I watched the following video to get more intuition behind Borsuk-Ulam Theorem.
The first part of the video was very clear for me, as I understood it considers only $R^2$ dimension and points $A$ and $B$ moving along the equator and during the video we track the temperature of point $A$ and $B$ along the equator.
The following is the picture from the second part.
In the second part $R^3$ is considered, and instead of tracking the temperatures along the equator, we track the temperature along the arbitrary path from $A$ to $B$ along the sphere, but along this part we don't move $A$ and $B$ there is no intersection of temperatures as in was in the first part (the most confusing phrase is 4:45 "as $A$ goes to $B$ is goes from being colder than $B$ to hotter than B", why? it just goes to the $B$). I don't understand how the assumption that there are a point on the track where the temperature is as in the point $B$ can help us, even if it's true is not what we need we need the temperature in the point $A$ to be equal the temperate in the point $B$.
The second assumption is to consider all antipodal points with the same temperature and consider all the points on the track with the same temperature of the opposite point, so as result we have a "club" of the intermediate point with the different temperatures, but all their temperatures equal to the temperature of the opposite point, given so how can we connect them by the line.
I have some problems in understanding the idea of the second part, would appreciate for help.
Best Answer
The diagram is a bit confusing since he didn't animate $A$ and $B$ as he did in the $\mathbb{R}^2$ case, but the argument is the same. To restate the problem for the sphere: for any two continuous real functions $f, g$ on the sphere, there exists a pair of antipodal points $x, -x$ where $f(x) = f(-x)$ and $g(x) = g(-x)$. In this case we're using temperature and pressure as the two continuous functions.
Let $P$ be any continuous path on the sphere from $A$ to $B$, and let $P'$ be the set of antipodal points to $P$. If take both $P$ and $P'$ together, we get a continuous loop that goes from $A$ to $B$ and back. In essence this is the same as he did for $\mathbb{R}^2$, only in that case he chose a very specific $P$ in order to get the equator.
Now for any $P$ and its $P'$, we can consider the temperature of $A$ and $B$ as they move along the path, across from each other. If the temperatures at the starting points are the same, we've found a same-temperature point pair and we're done. Otherwise, one of these is greater (let's say $A$, but the argument can be reversed). We can make the same "graph of temperature" that he did for $\mathbb{R}^2$ and observe the same phenomenon. When $A$ moves from its initial position to $B$'s initial position, it must drop from its initial temperature until it reaches $B$'s initial temperature. $B$ likewise ends at $A$'s initial position, so must rise from its initial temperature until it reaches $A$'s initial temperature. It follows that there has to be a point where the two temperature lines cross (i.e. the temperatures are the same).

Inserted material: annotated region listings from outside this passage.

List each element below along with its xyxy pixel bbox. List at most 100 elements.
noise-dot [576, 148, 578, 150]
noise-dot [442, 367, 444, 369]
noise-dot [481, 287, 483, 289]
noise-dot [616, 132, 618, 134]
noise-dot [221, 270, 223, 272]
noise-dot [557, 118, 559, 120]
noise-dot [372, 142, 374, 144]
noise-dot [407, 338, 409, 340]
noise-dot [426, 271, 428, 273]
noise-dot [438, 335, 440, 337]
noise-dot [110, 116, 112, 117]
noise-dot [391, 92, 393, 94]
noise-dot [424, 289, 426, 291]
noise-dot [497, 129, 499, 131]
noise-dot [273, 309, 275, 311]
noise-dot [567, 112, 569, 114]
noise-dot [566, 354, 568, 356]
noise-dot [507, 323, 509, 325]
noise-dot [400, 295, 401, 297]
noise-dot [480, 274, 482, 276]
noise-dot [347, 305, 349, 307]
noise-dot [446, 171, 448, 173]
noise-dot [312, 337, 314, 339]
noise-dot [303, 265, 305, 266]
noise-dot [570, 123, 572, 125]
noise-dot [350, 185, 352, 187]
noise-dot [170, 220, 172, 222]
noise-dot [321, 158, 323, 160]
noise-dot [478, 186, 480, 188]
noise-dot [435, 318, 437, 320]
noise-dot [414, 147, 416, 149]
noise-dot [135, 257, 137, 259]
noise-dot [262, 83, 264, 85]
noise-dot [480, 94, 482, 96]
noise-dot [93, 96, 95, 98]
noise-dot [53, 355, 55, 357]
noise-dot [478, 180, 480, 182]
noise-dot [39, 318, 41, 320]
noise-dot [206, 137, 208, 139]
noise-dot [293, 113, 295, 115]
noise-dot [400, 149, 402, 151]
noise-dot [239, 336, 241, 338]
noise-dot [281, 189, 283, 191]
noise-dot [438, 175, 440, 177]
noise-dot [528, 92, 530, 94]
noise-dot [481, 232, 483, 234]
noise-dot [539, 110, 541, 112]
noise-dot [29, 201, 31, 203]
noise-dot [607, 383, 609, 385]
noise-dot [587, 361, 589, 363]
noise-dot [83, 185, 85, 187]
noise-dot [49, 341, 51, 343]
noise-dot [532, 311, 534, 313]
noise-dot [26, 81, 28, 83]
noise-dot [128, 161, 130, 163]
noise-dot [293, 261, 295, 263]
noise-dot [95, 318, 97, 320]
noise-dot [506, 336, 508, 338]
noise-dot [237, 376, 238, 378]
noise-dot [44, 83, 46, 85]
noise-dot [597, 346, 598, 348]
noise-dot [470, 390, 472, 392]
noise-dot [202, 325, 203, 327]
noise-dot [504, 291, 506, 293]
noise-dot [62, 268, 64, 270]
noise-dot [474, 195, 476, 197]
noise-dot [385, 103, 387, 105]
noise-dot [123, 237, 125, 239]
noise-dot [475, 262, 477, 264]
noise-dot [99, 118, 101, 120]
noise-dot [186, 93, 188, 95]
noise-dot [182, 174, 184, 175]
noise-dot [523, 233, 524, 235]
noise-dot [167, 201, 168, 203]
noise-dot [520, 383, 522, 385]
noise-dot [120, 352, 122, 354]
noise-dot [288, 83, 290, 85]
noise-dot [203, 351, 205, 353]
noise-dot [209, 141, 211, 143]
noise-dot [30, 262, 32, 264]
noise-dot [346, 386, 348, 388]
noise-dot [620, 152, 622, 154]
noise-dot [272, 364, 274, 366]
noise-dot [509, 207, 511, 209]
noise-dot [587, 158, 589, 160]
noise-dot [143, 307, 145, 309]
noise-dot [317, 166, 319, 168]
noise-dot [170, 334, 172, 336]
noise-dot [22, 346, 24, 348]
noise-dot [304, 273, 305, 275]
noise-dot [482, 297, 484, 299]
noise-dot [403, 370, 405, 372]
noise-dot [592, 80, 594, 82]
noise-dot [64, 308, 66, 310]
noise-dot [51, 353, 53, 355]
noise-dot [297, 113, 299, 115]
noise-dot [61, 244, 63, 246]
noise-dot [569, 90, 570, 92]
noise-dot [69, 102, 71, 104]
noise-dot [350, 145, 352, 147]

The second part of the argument says that at least one of these same-temperature pairs have the same pressure. He argues they must form a set ("club") which separate the initial positions of $A$ and $B$ (any path from $A$ to $B$ must end up passing through the set). To prove this, assume that that there is a gap in the set that lets us thread a path from $A$ to $B$ without touching the set. We know from the previous part that this path must have a same-temperature antipodal pair, so this point pair should be in the set. This is a contradiction of the path we chose, so it must be that no such gap exists. Some continuous separator must exist, which splits $A$ and $B$.
Let's call this continuous separator set $S$. Remember, $S$ is made of antipodal point pairs, so let's select an arbitrary pair to be $C, D$. Since $S$ is connected we can always find a path $P$ from $C$ to $D$ and take its antipodal half $P'$ (also from $S$) to make a continuous loop of antipodal points. We reuse the same argument as we did for temperature in the first half (only now for pressure) to assert that there must be an antipodal point pair in $S$ with equal pressure. Since all antipodal point pairs of $S$ have equal temperature, this point pair is the one we're looking for.